Третий источник – наши имперские победы и наша великодержавная спесь. Мы – младшие на этом празднике жизни. Мы пришли в этот мир, когда все уже состоялось: греки разные, волчица Рима, Возрождение и Просвещение. А мы – как незваные сельские дети в доме у помещика Ноздрева. И пукнуть страшно, и от ненависти и зависти сухо во рту. И ничто не в состоянии перебить этот страх и зависть, как наш ответ Чемберлену. Как аннексия у гнилого Запада того, что ему принадлежит или даже то, что он только поглаживает своей слабой старческой дланью. Отнимая у него, мы просто переходим из класса в класс. И отняв его жизнь, станем, наконец, с ним вровень.
Желание смерти Западу – и есть русская идея. Он умрет, а мы останемся, и будем править всем миром, за который некому будет вступиться.
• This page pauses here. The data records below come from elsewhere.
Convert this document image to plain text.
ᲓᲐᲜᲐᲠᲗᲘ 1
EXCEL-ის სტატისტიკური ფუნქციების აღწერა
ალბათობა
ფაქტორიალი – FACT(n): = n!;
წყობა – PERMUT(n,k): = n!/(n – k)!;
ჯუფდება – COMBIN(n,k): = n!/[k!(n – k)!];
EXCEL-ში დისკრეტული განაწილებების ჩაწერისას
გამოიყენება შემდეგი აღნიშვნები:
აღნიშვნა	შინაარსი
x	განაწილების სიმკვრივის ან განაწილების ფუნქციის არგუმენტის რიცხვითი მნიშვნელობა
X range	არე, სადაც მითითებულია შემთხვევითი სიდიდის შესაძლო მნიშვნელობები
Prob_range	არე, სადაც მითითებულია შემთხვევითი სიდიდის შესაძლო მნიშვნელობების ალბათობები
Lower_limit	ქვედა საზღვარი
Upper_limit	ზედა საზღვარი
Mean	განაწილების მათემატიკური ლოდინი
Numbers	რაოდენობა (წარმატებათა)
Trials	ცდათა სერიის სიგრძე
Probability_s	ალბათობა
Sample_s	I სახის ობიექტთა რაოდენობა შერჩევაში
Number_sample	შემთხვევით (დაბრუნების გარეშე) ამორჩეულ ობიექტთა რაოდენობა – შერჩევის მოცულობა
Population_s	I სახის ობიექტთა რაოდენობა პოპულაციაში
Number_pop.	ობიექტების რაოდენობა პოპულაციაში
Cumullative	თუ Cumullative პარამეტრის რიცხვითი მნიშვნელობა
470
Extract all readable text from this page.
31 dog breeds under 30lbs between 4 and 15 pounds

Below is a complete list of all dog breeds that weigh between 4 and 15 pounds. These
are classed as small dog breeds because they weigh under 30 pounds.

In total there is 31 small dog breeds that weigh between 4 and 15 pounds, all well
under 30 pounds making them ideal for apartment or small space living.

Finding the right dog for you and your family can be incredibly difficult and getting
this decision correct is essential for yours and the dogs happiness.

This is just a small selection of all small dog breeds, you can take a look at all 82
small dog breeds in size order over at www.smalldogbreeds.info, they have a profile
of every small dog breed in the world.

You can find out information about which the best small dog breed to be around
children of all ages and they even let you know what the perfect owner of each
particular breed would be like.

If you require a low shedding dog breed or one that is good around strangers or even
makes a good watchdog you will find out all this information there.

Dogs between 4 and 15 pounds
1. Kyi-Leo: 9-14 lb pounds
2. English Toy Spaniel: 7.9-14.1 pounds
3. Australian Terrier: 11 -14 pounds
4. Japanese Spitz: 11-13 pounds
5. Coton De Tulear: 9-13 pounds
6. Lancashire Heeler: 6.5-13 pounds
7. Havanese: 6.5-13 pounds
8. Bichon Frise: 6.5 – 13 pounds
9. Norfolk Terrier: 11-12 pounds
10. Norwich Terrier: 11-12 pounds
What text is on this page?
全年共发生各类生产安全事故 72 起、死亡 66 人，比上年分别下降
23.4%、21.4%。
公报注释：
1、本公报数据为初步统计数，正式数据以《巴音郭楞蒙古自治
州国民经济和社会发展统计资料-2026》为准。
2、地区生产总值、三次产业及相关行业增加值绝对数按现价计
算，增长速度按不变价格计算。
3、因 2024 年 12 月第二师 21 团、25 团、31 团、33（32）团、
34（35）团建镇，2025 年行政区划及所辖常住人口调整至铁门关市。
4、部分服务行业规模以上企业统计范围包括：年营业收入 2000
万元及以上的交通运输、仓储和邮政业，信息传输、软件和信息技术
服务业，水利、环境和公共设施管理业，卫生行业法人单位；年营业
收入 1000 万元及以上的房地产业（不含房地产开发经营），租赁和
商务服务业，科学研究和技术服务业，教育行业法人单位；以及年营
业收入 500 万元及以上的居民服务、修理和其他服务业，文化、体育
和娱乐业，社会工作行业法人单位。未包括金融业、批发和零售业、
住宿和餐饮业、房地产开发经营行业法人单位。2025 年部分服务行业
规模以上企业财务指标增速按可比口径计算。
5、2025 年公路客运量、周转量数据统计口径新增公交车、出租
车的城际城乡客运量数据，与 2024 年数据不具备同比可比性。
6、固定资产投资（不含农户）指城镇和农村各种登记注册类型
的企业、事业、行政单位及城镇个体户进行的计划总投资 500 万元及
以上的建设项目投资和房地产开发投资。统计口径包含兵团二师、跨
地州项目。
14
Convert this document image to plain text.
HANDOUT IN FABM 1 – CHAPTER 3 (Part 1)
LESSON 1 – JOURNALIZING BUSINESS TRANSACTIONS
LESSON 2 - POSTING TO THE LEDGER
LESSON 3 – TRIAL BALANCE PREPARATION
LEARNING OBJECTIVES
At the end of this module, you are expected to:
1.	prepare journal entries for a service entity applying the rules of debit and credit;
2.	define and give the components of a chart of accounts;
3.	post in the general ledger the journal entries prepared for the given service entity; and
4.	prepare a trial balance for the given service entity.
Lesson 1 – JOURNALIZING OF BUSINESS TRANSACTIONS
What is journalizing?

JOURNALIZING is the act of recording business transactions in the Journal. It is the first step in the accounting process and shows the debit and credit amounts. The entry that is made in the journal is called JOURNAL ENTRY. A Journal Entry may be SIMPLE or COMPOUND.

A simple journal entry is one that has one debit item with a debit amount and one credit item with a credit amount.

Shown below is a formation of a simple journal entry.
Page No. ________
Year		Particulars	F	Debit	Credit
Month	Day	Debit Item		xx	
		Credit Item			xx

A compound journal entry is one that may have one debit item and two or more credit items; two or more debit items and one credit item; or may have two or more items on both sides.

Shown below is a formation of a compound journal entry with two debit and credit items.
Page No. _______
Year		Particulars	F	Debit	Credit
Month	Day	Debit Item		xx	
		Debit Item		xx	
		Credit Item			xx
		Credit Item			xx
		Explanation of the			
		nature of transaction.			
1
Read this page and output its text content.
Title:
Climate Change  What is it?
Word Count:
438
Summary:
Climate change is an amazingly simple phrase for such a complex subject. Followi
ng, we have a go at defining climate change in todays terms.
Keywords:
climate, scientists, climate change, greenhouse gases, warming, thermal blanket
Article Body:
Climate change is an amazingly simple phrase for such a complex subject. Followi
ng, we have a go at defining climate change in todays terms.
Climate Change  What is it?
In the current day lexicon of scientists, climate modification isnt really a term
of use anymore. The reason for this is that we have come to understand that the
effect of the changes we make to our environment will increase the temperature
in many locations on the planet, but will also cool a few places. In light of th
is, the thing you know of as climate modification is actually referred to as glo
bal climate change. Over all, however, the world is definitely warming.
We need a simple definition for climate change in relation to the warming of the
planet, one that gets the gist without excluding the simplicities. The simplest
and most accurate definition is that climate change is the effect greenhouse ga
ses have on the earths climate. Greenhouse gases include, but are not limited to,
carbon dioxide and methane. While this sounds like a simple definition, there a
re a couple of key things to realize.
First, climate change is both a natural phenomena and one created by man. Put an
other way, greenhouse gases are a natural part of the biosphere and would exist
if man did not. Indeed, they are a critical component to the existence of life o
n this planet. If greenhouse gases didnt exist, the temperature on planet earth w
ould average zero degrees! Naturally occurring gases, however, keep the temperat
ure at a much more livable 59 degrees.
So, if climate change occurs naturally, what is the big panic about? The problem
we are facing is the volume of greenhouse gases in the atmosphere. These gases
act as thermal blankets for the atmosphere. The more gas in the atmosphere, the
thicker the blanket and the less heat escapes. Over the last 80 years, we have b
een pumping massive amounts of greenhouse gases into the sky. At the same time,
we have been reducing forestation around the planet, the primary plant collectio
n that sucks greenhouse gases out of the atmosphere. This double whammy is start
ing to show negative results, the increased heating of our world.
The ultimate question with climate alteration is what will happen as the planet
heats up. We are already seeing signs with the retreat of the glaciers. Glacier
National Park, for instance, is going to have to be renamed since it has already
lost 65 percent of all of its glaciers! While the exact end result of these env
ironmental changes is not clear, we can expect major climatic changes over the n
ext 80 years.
Нас не должно смущать, что вместе с ненавистью к Западу нас сжигает и любовь к нему. Это любовь – как нейтронная бомба. К так называемым камням Европы. Мы, словно нерадивые ученики, хотим смерти учителю, чтобы некому было ставить нам размашистые двойки в дневник. Мы хотим этот западный мир, но населенный не высокомерными менторами, а нашими рабами, которые будут нам делать айфоны, бентли и боинги, а мы будем повелевать и великодушно похлопывать по плечу: молодец, Джон, умеешь, когда хочешь.
И что важно, мы не хотим убивать Запад, мы хотим, чтобы он сам развалился, как стены Иерихона, от нашей праведной молитвы. От мигрантов, чумы, любви к жизни и болезни духа. Мы, конечно, знаем, что ничего этого не будет. Нам просто страшно быть никем, и поэтому наша мечта, наш девиз, лозунг над колыбелью: победителю-ученику от побежденного учителя. Пусть ихний Байрон поклонится в ножки нашему Пушкину, и мы тогда все простим. И вместе выпьем и закурим. Ведь сила в правде, брат Джон, не так ли?